The indictments came four days
before John Doppenberg, president of Vitek
Inc., a Pricor subsidiary, was to be sentenced
on a June conviction for conspiracy, smuggling,
and selling unapproved animal drugs.


“Calves who were fed these growthenhancing
drugs were slaughtered and put on
grocery store shelves throughout America,”
said U.S. attorney Thomas Schneider.
Search warrants obtained in late
1994 by Humane Farming Association investigator
Gail Eisnitz say Doppenberg told a witness
that “the clenbuterol used by Vitek in its
animal feed is smuggled into the U.S. by
Gerard Hoogendijk, on his person, when he
enters the U.S. from the Netherlands.”
Vitek allegedly sold more than 1.7
million pounds of products containing clenbuterol
between April 1988 and April 1994.
An informant alerted the FDA in August 1989,
but a joint FDA/USDA probe went nowhere
until U.S. Customs intercepted a clenbuterol
shipment in February 1994.
Said HFA president Brad Miller,
“This drug scandal has shown us that nearly
all the major companies and players [in the
veal business] have been involved.”
Copies of warrants that Eisnitz forwarded
to ANIMAL PEOPLE indicate that
both Hoogendijk and Doppenberg were business
partners of Aat Groenvelt, who introduced
the use of the veal crate to North
America and popularized “milk-fed spring
lamb,” the meat of lambs raised in essentially
the same conditions as crated veal calves.

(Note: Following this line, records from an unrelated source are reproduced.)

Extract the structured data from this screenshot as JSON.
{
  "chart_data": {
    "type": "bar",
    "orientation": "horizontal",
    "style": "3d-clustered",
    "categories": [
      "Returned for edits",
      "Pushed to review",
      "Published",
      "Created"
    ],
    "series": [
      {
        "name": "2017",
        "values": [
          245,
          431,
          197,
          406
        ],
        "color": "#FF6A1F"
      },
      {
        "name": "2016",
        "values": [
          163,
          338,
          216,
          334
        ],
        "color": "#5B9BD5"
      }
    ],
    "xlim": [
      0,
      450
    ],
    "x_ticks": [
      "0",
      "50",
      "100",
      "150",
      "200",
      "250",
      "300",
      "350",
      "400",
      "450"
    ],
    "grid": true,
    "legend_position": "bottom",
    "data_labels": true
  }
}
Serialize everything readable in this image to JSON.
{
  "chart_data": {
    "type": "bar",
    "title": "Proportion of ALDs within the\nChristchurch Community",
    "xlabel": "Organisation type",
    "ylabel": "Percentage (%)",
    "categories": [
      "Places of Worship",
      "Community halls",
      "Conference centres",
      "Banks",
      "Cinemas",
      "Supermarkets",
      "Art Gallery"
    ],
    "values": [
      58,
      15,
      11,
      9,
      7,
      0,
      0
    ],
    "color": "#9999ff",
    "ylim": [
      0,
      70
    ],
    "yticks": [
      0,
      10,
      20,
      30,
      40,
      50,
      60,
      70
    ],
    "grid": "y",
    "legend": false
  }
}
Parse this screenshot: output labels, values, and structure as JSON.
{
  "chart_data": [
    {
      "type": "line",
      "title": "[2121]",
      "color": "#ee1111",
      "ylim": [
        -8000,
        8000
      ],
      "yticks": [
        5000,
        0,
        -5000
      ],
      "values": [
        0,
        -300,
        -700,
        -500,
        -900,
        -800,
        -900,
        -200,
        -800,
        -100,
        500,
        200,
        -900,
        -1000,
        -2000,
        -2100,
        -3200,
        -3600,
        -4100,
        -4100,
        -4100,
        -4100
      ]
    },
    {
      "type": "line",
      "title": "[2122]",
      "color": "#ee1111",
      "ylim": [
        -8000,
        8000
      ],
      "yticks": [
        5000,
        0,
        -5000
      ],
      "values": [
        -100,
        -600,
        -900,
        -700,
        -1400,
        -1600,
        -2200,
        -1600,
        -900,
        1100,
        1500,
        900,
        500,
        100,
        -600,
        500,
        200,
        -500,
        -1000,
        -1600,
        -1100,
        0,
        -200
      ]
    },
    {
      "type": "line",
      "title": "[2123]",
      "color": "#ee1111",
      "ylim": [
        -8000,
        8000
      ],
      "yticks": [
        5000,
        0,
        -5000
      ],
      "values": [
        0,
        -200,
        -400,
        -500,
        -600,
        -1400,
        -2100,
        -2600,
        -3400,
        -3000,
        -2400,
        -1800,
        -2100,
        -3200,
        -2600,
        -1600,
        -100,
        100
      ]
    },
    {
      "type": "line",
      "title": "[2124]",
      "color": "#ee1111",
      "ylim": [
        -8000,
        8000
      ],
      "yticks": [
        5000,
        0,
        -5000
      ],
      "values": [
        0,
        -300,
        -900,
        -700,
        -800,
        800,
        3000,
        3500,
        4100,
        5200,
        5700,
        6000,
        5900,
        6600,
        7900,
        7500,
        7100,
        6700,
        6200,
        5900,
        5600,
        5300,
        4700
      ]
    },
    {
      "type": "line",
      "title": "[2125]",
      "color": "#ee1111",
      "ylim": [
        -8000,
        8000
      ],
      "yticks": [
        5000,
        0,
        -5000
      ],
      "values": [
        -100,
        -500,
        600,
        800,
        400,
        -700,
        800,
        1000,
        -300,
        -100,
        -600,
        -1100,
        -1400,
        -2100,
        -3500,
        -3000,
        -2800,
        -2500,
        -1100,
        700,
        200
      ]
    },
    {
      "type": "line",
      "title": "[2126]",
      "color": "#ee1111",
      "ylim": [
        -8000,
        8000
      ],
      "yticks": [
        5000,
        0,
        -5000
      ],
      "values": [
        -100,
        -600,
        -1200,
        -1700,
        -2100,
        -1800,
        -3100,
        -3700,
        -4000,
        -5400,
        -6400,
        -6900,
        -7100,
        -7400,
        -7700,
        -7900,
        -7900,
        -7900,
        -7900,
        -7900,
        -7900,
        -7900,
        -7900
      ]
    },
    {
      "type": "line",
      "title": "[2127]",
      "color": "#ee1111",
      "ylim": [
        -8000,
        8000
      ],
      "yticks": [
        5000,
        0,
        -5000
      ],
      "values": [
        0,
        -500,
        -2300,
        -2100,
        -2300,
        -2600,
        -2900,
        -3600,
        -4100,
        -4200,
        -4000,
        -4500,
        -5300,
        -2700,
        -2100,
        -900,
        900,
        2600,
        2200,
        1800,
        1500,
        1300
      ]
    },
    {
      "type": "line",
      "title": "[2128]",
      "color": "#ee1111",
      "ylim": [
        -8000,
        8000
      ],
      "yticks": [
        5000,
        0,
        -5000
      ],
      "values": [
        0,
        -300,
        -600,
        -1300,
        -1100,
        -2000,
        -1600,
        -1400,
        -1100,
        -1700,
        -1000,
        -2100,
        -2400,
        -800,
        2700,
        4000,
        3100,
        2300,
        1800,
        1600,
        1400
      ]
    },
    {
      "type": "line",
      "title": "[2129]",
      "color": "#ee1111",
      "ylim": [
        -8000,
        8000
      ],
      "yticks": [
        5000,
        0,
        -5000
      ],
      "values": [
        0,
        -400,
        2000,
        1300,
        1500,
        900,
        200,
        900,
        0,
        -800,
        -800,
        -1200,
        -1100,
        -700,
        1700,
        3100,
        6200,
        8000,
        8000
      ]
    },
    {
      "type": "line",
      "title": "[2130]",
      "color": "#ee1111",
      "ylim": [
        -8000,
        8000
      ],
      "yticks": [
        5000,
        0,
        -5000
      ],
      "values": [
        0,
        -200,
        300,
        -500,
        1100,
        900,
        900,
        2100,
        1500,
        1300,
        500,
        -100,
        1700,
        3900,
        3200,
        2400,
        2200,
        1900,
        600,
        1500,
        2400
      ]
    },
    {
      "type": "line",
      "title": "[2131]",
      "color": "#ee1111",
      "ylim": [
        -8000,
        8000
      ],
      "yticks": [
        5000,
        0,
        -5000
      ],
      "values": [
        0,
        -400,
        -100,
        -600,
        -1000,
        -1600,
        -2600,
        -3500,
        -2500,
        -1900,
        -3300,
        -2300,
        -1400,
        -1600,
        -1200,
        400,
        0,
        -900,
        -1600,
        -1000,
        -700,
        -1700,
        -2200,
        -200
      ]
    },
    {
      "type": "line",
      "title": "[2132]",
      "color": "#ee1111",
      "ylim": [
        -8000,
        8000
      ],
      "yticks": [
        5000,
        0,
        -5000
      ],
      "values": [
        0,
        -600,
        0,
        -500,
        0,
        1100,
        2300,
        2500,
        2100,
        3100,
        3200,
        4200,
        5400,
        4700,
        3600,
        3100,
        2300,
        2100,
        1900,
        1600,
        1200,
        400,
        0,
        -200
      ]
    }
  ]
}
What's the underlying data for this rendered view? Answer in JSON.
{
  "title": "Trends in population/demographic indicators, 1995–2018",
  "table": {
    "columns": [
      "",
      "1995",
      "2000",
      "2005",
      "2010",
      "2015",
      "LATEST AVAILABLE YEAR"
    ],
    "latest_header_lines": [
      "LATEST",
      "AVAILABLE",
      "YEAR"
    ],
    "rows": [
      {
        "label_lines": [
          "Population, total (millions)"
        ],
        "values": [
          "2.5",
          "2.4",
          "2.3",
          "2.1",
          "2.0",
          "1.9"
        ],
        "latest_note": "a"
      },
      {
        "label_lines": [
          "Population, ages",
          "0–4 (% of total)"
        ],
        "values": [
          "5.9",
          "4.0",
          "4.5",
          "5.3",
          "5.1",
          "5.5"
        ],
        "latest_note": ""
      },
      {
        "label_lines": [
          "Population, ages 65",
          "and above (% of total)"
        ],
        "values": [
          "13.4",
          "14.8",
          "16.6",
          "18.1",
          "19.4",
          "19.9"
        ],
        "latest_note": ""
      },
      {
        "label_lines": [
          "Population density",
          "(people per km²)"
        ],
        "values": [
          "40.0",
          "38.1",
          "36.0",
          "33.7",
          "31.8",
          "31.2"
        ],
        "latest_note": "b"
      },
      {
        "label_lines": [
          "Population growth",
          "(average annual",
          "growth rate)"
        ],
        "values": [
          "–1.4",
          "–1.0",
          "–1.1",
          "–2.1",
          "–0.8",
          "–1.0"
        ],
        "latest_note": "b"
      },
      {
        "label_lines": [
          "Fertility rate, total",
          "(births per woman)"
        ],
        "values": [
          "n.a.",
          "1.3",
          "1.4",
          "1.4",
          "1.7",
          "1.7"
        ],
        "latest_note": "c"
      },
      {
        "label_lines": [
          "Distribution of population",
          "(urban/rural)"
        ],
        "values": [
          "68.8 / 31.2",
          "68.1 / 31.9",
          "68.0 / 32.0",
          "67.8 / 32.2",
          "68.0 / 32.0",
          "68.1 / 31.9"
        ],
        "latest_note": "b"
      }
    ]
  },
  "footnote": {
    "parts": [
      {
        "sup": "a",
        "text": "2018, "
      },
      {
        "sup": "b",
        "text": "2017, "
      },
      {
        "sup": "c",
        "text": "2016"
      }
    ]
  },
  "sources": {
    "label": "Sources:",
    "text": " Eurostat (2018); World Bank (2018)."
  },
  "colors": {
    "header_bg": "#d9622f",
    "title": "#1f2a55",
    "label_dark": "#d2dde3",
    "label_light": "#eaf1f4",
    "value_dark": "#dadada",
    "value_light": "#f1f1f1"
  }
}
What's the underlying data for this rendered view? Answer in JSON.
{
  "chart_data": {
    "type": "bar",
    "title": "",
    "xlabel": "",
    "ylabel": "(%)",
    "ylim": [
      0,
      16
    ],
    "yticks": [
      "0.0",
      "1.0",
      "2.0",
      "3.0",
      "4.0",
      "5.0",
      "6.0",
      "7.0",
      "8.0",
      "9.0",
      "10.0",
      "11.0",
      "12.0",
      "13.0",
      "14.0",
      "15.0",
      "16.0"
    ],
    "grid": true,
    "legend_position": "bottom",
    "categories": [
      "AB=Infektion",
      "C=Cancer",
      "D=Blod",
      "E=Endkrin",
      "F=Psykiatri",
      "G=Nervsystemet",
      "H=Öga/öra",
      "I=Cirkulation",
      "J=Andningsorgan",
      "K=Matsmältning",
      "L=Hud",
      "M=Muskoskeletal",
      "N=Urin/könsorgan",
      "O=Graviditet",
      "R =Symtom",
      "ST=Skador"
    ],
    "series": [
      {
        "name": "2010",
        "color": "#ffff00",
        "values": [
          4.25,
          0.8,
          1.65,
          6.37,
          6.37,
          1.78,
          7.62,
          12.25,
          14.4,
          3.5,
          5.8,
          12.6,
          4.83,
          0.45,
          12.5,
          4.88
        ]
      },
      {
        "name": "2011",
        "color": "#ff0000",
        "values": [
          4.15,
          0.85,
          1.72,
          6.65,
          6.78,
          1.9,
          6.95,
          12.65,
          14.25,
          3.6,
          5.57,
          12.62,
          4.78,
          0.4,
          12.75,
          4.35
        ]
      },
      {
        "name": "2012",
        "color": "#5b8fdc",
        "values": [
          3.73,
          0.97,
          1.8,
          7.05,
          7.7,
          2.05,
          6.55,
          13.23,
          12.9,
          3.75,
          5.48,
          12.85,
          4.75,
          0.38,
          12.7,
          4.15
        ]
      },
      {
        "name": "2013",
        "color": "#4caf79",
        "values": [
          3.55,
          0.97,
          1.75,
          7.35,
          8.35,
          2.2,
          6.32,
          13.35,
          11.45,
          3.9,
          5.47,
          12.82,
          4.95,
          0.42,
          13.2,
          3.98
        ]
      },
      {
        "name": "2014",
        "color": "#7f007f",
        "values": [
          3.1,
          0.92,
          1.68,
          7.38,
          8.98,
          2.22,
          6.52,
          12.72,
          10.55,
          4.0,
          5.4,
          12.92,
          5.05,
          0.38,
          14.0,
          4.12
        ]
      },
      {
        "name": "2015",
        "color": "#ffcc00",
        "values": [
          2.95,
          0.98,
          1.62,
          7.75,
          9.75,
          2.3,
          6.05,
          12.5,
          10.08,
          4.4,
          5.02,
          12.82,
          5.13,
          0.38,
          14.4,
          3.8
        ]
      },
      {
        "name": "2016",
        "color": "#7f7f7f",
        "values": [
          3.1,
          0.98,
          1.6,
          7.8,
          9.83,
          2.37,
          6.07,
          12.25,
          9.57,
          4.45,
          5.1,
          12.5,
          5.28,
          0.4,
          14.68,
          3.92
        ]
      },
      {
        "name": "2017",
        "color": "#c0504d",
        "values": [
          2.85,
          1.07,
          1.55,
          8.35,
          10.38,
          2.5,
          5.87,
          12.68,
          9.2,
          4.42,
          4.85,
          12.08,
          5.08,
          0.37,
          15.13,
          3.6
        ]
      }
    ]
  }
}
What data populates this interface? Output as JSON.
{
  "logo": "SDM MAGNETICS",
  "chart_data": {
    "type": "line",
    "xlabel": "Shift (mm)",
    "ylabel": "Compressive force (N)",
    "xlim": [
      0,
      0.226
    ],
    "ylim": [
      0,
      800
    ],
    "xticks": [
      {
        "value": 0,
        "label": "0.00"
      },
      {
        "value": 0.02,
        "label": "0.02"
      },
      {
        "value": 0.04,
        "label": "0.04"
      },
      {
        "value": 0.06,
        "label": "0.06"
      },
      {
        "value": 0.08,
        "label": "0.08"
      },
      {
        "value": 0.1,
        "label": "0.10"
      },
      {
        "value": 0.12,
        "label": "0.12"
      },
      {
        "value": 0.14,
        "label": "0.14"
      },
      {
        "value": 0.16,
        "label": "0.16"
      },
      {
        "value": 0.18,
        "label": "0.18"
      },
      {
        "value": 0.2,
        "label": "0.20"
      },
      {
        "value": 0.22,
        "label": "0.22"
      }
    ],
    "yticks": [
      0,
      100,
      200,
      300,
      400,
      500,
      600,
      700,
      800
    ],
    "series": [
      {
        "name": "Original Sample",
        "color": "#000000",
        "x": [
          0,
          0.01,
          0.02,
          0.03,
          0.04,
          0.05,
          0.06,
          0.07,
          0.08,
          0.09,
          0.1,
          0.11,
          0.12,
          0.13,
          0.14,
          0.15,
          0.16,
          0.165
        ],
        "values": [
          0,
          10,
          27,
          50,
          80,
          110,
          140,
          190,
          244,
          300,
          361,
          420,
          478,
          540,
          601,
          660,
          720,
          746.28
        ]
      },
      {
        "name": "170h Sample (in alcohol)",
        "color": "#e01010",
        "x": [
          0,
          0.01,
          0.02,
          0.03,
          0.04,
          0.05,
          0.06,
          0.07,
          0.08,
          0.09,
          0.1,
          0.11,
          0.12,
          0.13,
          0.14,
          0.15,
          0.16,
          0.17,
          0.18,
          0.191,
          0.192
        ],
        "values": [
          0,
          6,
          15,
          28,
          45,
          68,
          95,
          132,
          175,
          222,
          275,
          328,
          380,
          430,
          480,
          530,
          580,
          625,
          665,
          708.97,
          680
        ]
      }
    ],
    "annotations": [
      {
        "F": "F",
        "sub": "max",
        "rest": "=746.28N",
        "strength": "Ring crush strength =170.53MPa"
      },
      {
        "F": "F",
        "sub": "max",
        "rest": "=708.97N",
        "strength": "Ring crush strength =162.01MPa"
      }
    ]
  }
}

In a wholly separate but parallel
case, district judge Mary Fahy of Athlone,
Ireland, on October 21 fined four beef farmers
including Ronald Armitage record or nearrecord
amounts for illegally using clenbuterol.
Armitage also drew six months in prison,
appealed, and on November 19 had the sentence
doubled to 12 months. Three days later,
fellow farmer Michael Frisby, 52, drew 10
months for illegal possession of feed mixed
with clenbuterol and/or PCP, a tranquilizer
better known to illegal human users as “angel
dust.” Irish courts have now settled 36 such
cases, with 99 more pending, of which 54
involve clenbuterol, 27 involve hormones,
and 24 involve antibiotics. Twenty-six of the
cases involve two or more substances.